Gen Gul, however, stressed the need for establishing a “proper secretariat … to collect information and ensure coordination among all spy agencies”. Former ISI DG Lt-Gen (retd) Asad Durrani said the decision’s reversal showed that the authorities concerned had not been taken into confidence. He advocated greater autonomy for ISI and said it should work as a “separate and completely autonomous body, answerable only to the prime minister”.

PPP spokesman Farhatullah Babar said he did not know at what level the earlier decision had been taken. “I think a miscommunication had led to the mess.”

Warning that the government’s credibility was at stake, he said it should clarify at what level the earlier decision had been taken and why it had been withdrawn.

Former information minister Senator Nisar A. Memon expressed surprise over the sudden decision and said the government should explain the rationale and circumstances that had led to such a decision.

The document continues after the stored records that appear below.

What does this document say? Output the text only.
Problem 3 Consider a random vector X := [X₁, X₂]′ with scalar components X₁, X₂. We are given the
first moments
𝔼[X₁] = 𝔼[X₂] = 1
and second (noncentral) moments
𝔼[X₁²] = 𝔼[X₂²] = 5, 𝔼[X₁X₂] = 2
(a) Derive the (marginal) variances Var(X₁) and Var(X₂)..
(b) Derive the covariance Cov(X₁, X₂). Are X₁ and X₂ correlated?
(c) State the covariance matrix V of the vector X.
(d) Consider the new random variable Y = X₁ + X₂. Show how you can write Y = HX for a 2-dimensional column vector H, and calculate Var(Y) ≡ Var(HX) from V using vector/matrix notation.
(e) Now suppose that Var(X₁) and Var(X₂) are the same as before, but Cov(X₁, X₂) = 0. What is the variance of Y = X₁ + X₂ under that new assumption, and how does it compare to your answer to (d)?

He recalled that during the 70s, ISI was mandated only to look after the country’s external security but former Prime Minister Zulfikar Ali Bhutto had included internal security in its mission with a focus on politicians. Later, successive governments mandated ISI with external security.

“Today, the country is apparently governed by whims of leaders who do not take even their coalition partners into confidence,” he said.

AHMED HASSAN ADDS: Secretary-General of the Pakistan Muslim League-Q Senator Mushahid Hussain blamed the PPP government of making an abortive attempt to “to convert ISI into a partisan political instrument” and termed it yet another example of “PPP’s incompetence and ill-intentioned moves”. Talking to reporters here, Mr Hussain claimed that the government’s retraction on the ISI issue clearly indicated how serious the tussle for power between the prime minister and ‘extra-parliamentary forces’ had turned.

He called it “a fundamentally flawed decision … on all counts, political, administrative and national and from the national security point of view”.

“ISI and IB are already under civilian control since they report to the prime minister, and the move was an attempt to weaken the PM by handing both the intelligence agencies over to the interior ministry, whose head enjoys a PM-level protocol.”

Meanwhile, federal Information Minister Sherry Rehman told a TV channel that ISI was already under the civilian control.

“ISI is already under civilian control. It is overseen by establishment and cabinet divisions which work under the prime minister,” she said on phone from London.Ms Rehman said it was the government’s endeavour to provide smooth working conditions to all institutions functioning within a civilian set-up and to avoid any miscommunication.